Suzanne Berman’s persistent cough just couldn’t be explained, despite examinations from several specialists.
She’d seen an ear, nose and throat specialist and a general physician. She underwent tests for allergies and acid reflux. And, in the meantime, she went through many bottles of cough syrup before coming to Jefferson.
Suzanne finally got a diagnosis from pulmonologist Gregory Kane, MD, Interim Chair of the Department of Medicine at Thomas Jefferson University and Hospitals. During her first appointment with Dr. Kane, he asked her numerous questions including where did she grow up and where had she lived.
Her answers to those questions were the key. Dr. Kane told her he suspected he knew the cause of her cough. The crucial clue for Dr. Kane came when Suzanne told him she was born and raised in Northern Kentucky and raised her children in Ohio.
He sent her for a CT scan of her lungs.
The scan revealed a calcified granuloma in the lower lobe of her left lung. These non-life-threatening calcifications are often the result of old, healed infections.
In Suzanne’s case, Dr. Kane suspected the cause was histoplasmosis, a fungal infection that primarily affects the lungs. Histoplasmosis is endemic to certain areas of the Midwest and results from a fungus that grows in the moist soil of the Ohio River Valley and the upper Midwest.

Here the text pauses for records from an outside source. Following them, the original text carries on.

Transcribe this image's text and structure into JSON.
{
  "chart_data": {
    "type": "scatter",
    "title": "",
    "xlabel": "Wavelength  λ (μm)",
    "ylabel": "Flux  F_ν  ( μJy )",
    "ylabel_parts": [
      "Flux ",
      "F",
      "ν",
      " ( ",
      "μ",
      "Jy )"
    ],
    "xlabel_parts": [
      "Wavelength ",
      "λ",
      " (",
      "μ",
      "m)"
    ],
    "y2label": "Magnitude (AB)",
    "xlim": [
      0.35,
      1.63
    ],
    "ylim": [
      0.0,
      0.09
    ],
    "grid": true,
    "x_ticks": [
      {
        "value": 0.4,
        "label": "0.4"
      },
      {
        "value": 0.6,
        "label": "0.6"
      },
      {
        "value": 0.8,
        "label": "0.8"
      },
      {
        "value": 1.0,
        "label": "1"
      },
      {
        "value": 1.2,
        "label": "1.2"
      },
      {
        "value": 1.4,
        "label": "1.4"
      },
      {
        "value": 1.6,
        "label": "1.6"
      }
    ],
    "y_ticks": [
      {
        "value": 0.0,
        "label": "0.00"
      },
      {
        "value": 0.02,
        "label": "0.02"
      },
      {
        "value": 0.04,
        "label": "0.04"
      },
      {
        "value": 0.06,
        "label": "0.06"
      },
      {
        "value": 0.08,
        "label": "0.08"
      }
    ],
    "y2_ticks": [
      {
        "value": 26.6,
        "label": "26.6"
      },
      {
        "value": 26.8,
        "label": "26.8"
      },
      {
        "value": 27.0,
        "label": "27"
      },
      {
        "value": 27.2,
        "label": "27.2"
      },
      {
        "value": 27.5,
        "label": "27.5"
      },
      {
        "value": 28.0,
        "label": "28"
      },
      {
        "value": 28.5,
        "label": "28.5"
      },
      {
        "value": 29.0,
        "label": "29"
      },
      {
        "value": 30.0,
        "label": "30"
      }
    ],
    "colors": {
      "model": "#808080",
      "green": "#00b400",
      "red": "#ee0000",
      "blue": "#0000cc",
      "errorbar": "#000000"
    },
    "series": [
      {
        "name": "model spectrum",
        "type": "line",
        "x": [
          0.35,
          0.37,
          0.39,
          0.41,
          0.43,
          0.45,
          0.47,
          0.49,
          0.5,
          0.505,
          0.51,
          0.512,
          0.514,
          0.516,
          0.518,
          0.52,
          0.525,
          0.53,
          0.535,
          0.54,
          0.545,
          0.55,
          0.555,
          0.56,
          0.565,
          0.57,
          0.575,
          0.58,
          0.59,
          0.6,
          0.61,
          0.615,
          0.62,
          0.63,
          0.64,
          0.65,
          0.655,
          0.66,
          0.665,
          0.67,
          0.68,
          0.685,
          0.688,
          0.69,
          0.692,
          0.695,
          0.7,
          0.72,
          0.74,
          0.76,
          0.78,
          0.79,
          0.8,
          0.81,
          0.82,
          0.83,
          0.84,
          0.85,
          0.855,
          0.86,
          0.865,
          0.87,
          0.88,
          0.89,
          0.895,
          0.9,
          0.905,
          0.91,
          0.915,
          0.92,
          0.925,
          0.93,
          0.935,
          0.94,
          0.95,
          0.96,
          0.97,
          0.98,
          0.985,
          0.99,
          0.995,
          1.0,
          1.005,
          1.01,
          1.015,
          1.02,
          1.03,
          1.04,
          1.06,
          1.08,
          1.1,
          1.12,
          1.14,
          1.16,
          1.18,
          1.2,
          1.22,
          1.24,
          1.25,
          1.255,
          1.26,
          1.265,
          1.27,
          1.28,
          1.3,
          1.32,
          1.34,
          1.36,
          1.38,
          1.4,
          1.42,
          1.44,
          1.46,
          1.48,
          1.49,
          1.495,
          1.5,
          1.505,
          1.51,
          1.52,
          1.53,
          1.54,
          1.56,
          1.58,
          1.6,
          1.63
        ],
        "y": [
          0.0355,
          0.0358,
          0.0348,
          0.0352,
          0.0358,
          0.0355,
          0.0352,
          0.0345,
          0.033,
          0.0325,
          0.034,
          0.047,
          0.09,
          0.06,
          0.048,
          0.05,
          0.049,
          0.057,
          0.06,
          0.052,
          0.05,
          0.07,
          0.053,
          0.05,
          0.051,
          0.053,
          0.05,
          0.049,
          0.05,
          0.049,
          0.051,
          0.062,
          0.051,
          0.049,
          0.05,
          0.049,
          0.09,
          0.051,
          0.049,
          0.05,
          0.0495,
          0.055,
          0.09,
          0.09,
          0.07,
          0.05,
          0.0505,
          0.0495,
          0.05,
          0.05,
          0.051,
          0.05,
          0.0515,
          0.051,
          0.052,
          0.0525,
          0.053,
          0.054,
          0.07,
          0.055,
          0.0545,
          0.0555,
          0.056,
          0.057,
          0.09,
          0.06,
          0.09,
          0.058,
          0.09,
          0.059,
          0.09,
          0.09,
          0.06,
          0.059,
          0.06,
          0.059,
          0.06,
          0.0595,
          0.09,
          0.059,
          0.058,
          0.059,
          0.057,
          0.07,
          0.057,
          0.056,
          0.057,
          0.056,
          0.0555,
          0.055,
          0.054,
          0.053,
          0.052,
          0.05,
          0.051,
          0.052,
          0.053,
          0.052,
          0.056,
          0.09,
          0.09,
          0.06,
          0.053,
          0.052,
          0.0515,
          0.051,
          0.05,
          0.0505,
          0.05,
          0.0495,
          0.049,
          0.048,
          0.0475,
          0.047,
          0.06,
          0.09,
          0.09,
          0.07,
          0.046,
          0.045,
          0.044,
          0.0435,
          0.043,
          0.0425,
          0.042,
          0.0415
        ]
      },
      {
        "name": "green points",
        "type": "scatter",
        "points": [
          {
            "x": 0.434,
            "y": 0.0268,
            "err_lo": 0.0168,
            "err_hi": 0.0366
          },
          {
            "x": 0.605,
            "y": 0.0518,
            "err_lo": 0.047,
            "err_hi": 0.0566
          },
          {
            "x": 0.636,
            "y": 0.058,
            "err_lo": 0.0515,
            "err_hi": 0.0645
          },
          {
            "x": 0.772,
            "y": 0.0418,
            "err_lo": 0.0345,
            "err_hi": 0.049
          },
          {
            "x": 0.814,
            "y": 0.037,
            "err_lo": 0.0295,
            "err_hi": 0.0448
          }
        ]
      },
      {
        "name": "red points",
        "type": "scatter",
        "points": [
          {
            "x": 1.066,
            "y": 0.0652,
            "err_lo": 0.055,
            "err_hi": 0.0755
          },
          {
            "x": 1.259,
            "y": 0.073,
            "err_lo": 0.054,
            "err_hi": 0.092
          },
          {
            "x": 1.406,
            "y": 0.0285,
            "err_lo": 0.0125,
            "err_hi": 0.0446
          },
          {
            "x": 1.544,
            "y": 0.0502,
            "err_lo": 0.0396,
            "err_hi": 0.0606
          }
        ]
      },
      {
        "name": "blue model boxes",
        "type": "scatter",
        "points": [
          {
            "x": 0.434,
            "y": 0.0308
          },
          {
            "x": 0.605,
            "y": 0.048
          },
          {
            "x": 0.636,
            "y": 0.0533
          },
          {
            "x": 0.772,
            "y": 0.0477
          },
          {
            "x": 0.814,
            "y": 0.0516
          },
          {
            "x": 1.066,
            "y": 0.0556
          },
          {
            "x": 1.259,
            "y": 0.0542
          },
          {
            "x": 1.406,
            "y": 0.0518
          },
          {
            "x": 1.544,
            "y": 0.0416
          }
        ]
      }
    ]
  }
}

“It’s a unique ailment that patients can have for a very long time with no symptoms, but when it flares up, it can cause a cough similar to Suzanne’s,” says Dr. Kane. “What made Suzanne’s case even more challenging was that the largest granuloma measured more than one centimeter in diameter and had eroded into the bronchial tube serving the lower lobe of her left lung.”
Suzanne had heard of histoplasmosis, since she was from the region of the country where this infection occurs.
Still she says, “It came as a shock.”
She would need surgery, a lobectomy, to remove the lower lobe of her left lung.
Pre-admission testing for surgery, however, found that her calcium levels were elevated to dangerous levels and she would need to have one of her parathyroid glands removed before her undergoing the lobectomy.
“The four parathyroid glands sit in the neck behind the thyroid,” explains Dr. Pribitkin. “Their only purpose is to regulate the calcium levels in the body within a very narrow range. In Suzanne’s case, one of these glands was enlarged and maintaining her blood calcium at levels far higher than her body needed.”
Drs. Kane and Pribitkin consulted with endocrinologist and co-director of the Jefferson Thyroid and Parathyroid Center, Jeffrey Miller, MD, FACP, who confirmed the parathyroid condition was not connected to the lung.
“Thankfully, the timing was nothing more than coincidence,” says Dr. Kane.
“The cough was gone immediately,” reports Suzanne. After suffering for a little over a year, it had finally been resolved.
She and her husband were thrilled with the care at Jefferson. “
We are so grateful to have found Dr. Kane and his team.”
The surgery was a success and after a brief recovery in the hospital, Suzanne was resting at home and is now back to enjoying her retirement years.